If you’re not worn out and your freezer isn’t full from two weeks of buck hunting, and more than a month of bow hunting, hunters in West Virginia have plenty more opportunities in the coming days.    The regular antlerless deer season opens Monday across the state of West Virginia.    Although it’s another deer hunting opportunity for sportsmen, it’s a far more critical matter to the West Virginia DNR.

"The only way that deer populations are controlled is through the antlerless harvest," said DNR Biologist Jim Crum. "Female segment is the most important part of our harvest management plan."

The plan is complex and varies in many cases from county to county and in some cases differs in parts of counties.  Some are closed altogether while others have extremely liberal bag limits on the numbers of does you can shoot.      Crum says it’s the time of year that he and his colleagues engage in what is often a delicate balancing act of what is biologically sound to what is socially acceptable.

"That’s the tough part, because everybody’s got a different impression of the amount of deer that are acceptable," said Crum. "To a hunter during hunting season if they don’t see a deer every five minutes then the deer population is not high enough.   To a farmer in the summertime watching deer on his pasture or in a garden, one deer is too many."
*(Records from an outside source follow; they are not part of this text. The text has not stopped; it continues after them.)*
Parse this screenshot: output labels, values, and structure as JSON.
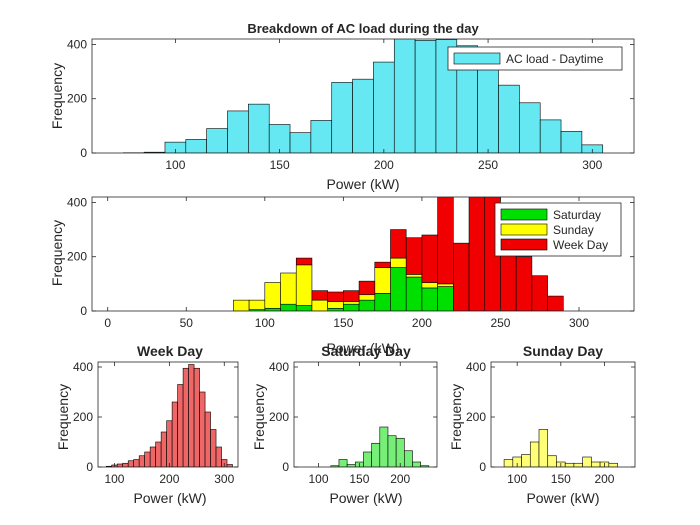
{
  "chart_data": [
    {
      "id": "top",
      "type": "bar",
      "title": "Breakdown of AC load during the day",
      "xlabel": "Power (kW)",
      "ylabel": "Frequency",
      "xlim": [
        60,
        320
      ],
      "ylim": [
        0,
        420
      ],
      "xticks": [
        100,
        150,
        200,
        250,
        300
      ],
      "yticks": [
        0,
        200,
        400
      ],
      "bin_edges": [
        75,
        85,
        95,
        105,
        115,
        125,
        135,
        145,
        155,
        165,
        175,
        185,
        195,
        205,
        215,
        225,
        235,
        245,
        255,
        265,
        275,
        285,
        295,
        305
      ],
      "series": [
        {
          "name": "AC load - Daytime",
          "color": "#66e8f2",
          "values": [
            1,
            3,
            40,
            50,
            90,
            155,
            180,
            105,
            75,
            120,
            260,
            272,
            335,
            430,
            415,
            418,
            395,
            310,
            250,
            185,
            122,
            80,
            30
          ]
        }
      ],
      "legend": {
        "position": "top-right"
      },
      "grid": false
    },
    {
      "id": "middle",
      "type": "bar",
      "stacked": true,
      "title": "",
      "xlabel": "Power (kW)",
      "ylabel": "Frequency",
      "xlim": [
        -10,
        335
      ],
      "ylim": [
        0,
        420
      ],
      "xticks": [
        0,
        50,
        100,
        150,
        200,
        250,
        300
      ],
      "yticks": [
        0,
        200,
        400
      ],
      "bin_edges": [
        80,
        90,
        100,
        110,
        120,
        130,
        140,
        150,
        160,
        170,
        180,
        190,
        200,
        210,
        220,
        230,
        240,
        250,
        260,
        270,
        280,
        290
      ],
      "series": [
        {
          "name": "Saturday",
          "color": "#00e000",
          "values": [
            0,
            5,
            10,
            25,
            20,
            0,
            10,
            25,
            40,
            65,
            160,
            125,
            85,
            90,
            0,
            0,
            0,
            0,
            0,
            0,
            0
          ]
        },
        {
          "name": "Sunday",
          "color": "#ffff00",
          "values": [
            40,
            35,
            95,
            115,
            150,
            40,
            25,
            10,
            20,
            95,
            35,
            10,
            20,
            10,
            0,
            0,
            0,
            0,
            0,
            0,
            0
          ]
        },
        {
          "name": "Week Day",
          "color": "#f00000",
          "values": [
            0,
            0,
            0,
            0,
            25,
            35,
            35,
            40,
            50,
            20,
            105,
            135,
            175,
            335,
            250,
            480,
            435,
            340,
            200,
            130,
            55,
            20
          ]
        }
      ],
      "legend": {
        "position": "top-right"
      },
      "grid": false
    },
    {
      "id": "weekday",
      "type": "bar",
      "title": "Week Day",
      "xlabel": "Power (kW)",
      "ylabel": "Frequency",
      "xlim": [
        70,
        325
      ],
      "ylim": [
        0,
        420
      ],
      "xticks": [
        100,
        200,
        300
      ],
      "yticks": [
        0,
        200,
        400
      ],
      "bin_edges": [
        85,
        95,
        105,
        115,
        125,
        135,
        145,
        155,
        165,
        175,
        185,
        195,
        205,
        215,
        225,
        235,
        245,
        255,
        265,
        275,
        285,
        295,
        305,
        315
      ],
      "series": [
        {
          "name": "Week Day",
          "color": "#ee6666",
          "values": [
            3,
            8,
            12,
            15,
            25,
            30,
            45,
            60,
            80,
            100,
            140,
            185,
            260,
            330,
            395,
            410,
            395,
            300,
            220,
            150,
            80,
            30,
            10
          ]
        }
      ],
      "grid": false
    },
    {
      "id": "saturday",
      "type": "bar",
      "title": "Saturday Day",
      "xlabel": "Power (kW)",
      "ylabel": "Frequency",
      "xlim": [
        70,
        245
      ],
      "ylim": [
        0,
        420
      ],
      "xticks": [
        100,
        150,
        200
      ],
      "yticks": [
        0,
        200,
        400
      ],
      "bin_edges": [
        85,
        95,
        105,
        115,
        125,
        135,
        145,
        155,
        165,
        175,
        185,
        195,
        205,
        215,
        225,
        235
      ],
      "series": [
        {
          "name": "Saturday Day",
          "color": "#77ee77",
          "values": [
            0,
            0,
            0,
            5,
            30,
            10,
            20,
            60,
            95,
            160,
            125,
            115,
            65,
            20,
            5
          ]
        }
      ],
      "grid": false
    },
    {
      "id": "sunday",
      "type": "bar",
      "title": "Sunday Day",
      "xlabel": "Power (kW)",
      "ylabel": "Frequency",
      "xlim": [
        70,
        235
      ],
      "ylim": [
        0,
        420
      ],
      "xticks": [
        100,
        150,
        200
      ],
      "yticks": [
        0,
        200,
        400
      ],
      "bin_edges": [
        85,
        95,
        105,
        115,
        125,
        135,
        145,
        155,
        165,
        175,
        185,
        195,
        205,
        215
      ],
      "series": [
        {
          "name": "Sunday Day",
          "color": "#ffff77",
          "values": [
            30,
            40,
            50,
            100,
            150,
            45,
            20,
            15,
            15,
            40,
            20,
            20,
            15
          ]
        }
      ],
      "grid": false
    }
  ]
}
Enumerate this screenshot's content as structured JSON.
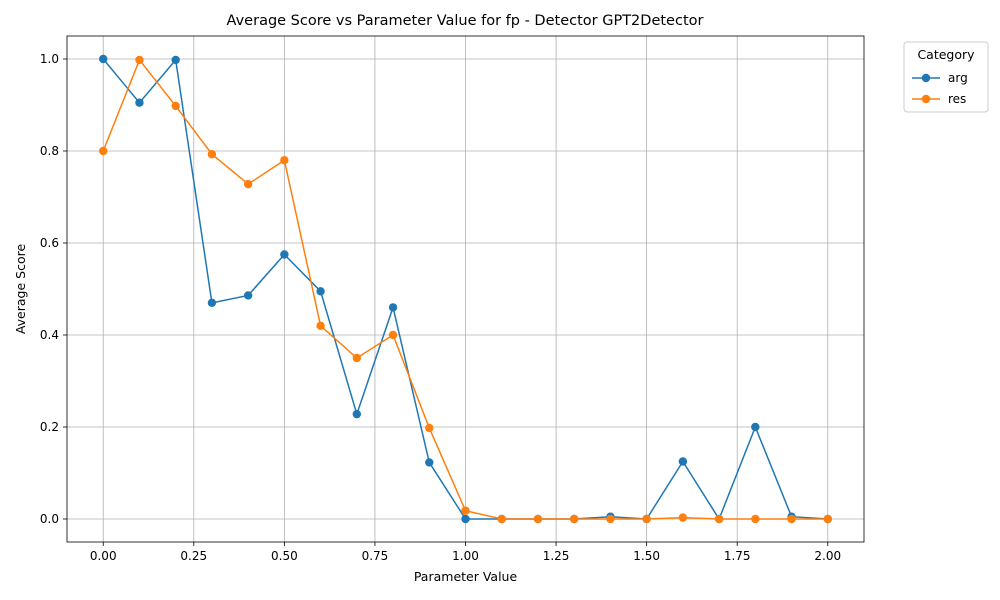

The DNR examines data annually to set the season dates, bag limits, and the areas where pressure needs to be exerted or lessened to try and find the proper balance of how many deer a habitat will carry and how many people want to have there to start with. 

In a large number of West Virginia counties, hunters have been extended the opportunities to kill does during the entire two weeks of the buck hunting season, provided they have proper antlerless permits.   The concurring season is open on private land only.  The DNR says private property is their biggest challenge.    Often, antlerless deer are safe in those private tracts for a number of reasons.    Hunting pressure drops off significantly in during the antlerless season and in many cases those who hunt private property are simply looking for a buck.

"A lot of people still don’t like killing a female deer.  They just do not think that’s something they should do," said Crum who has spent half his career trying to change long-standing mindsets about doe hunting. "They don’t realize that’s the most important thing they can do to have more deer and to have healthier deer."